By George, I think he’s got it, programmer habits of course!
Whether we want to or not we need to pay attention
Details can be my undoing.
Rushing through a user story. Scanning a blog post.
Committing my changes to GitHub. Moving on…
Wait, is that a defect assigned to me?
Pay Attention
When I asked software development leader Geoge Dinwiddie about programmer habits, he said, “Pay attention to the details.”
Has he been watching me? Wow! How did he know that?
My approach has been “details, schmetails…” Of course, that led to a few defects.
George is right. We need to pay attention to details. Don’t rely on automated testing and Quality Assurance to save you.
Question your assumptions
If you ever validate an input field you must be careful. We assume people would only put numbers in the zip code field. A wily-testing veteran schooled me on this. Thanks, Miki:)
Another aspect is security. Things like XSS attacks are pretty common. Your validation should withstand that as well.
Question your habits
What are your daily habits? Are they serving you? As a big fan of Michael Hyatt’s productivity suggestions, I use the Workday Startup and Shutdown.
In Hyatt’s book Free to Focus he outlines these. Essentially they bookend your day. Similar to what a computer does on startup, the Workday Startup ensures we start on purpose.
George is asking us to audit our programming habits. Michael Hyatt agrees with this practice. We need to periodically ask if this habit helping.
Question your mistakes
Steve McConnell points out in his book Code Complete. “We need to learn the types of mistakes we make.”
Early in my Java career, I made the same mistake time and again. I would forget to initialize my variables. My co-worker Ken would laugh when he saw this repeated error.
State Machine
George also shared, “Consider a state machine to keep system responses decoupled and easy to modify.” Some practical design advice.

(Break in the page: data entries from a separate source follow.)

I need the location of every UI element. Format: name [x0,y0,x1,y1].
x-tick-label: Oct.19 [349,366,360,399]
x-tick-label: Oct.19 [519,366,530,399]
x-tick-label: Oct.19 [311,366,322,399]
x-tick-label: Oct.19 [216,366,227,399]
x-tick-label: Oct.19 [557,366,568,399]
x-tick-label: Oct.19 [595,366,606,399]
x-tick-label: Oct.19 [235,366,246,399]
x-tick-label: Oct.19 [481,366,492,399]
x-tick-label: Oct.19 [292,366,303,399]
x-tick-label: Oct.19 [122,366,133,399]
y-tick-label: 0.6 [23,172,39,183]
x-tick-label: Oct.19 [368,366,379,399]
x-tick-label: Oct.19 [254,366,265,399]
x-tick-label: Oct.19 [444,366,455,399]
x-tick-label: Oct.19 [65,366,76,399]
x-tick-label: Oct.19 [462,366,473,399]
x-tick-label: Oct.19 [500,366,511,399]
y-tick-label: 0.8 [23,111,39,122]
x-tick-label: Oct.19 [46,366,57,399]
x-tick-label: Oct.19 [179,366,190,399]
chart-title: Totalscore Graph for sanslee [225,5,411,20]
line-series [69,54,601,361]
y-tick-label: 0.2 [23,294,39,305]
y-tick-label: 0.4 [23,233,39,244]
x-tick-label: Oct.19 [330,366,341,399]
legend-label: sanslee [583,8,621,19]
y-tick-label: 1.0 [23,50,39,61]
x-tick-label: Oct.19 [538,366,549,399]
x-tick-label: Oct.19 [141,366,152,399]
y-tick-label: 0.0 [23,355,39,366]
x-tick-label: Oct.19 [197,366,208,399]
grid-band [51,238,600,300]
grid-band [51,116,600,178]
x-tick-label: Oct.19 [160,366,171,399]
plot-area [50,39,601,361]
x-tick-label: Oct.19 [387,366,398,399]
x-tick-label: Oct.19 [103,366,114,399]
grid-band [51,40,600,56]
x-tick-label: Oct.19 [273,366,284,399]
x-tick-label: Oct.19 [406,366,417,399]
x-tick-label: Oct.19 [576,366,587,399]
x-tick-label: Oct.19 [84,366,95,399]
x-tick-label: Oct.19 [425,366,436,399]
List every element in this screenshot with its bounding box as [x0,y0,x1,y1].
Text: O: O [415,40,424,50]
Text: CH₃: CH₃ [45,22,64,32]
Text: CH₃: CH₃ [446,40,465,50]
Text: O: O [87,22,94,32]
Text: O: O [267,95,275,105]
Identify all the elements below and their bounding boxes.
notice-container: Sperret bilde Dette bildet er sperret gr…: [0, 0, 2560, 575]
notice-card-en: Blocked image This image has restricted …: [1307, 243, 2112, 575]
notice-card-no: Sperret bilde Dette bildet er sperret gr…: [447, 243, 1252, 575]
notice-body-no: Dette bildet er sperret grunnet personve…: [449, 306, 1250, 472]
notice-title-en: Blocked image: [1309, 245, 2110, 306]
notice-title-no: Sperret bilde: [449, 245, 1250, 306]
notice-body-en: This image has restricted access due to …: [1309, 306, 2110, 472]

First, if you said, What is a state machine? “A state machine is a programming architecture that allows the dynamic flow to states depending on values from previous states or user inputs.”
Developers can wrestle with coupling items. Working on early internet applications this was a problem. A hack was to pass a lot of data around to emulate the state.
George shared some direct advice with us. First, he reminded us to pay attention to details. Understand them. See how this can shape our solution.
Then we need to question our assumptions. Ask your stakeholders to see theirs. Create alignment on them.
Third, question your habits. Do you need another round of testing? Or maybe the issue is you don’t understand the use case. Could you review it with the product owner?
Additionally, where do you usually make mistakes? As a novice Vue.js developer, I don’t understand a few things. Pairing with my co-worker Ryan helps me see solutions to my newbie errors.
Finally, George gave us the advice to keep things decoupled. We can use a state machine in our design. Simple and elegant advice from a software sage.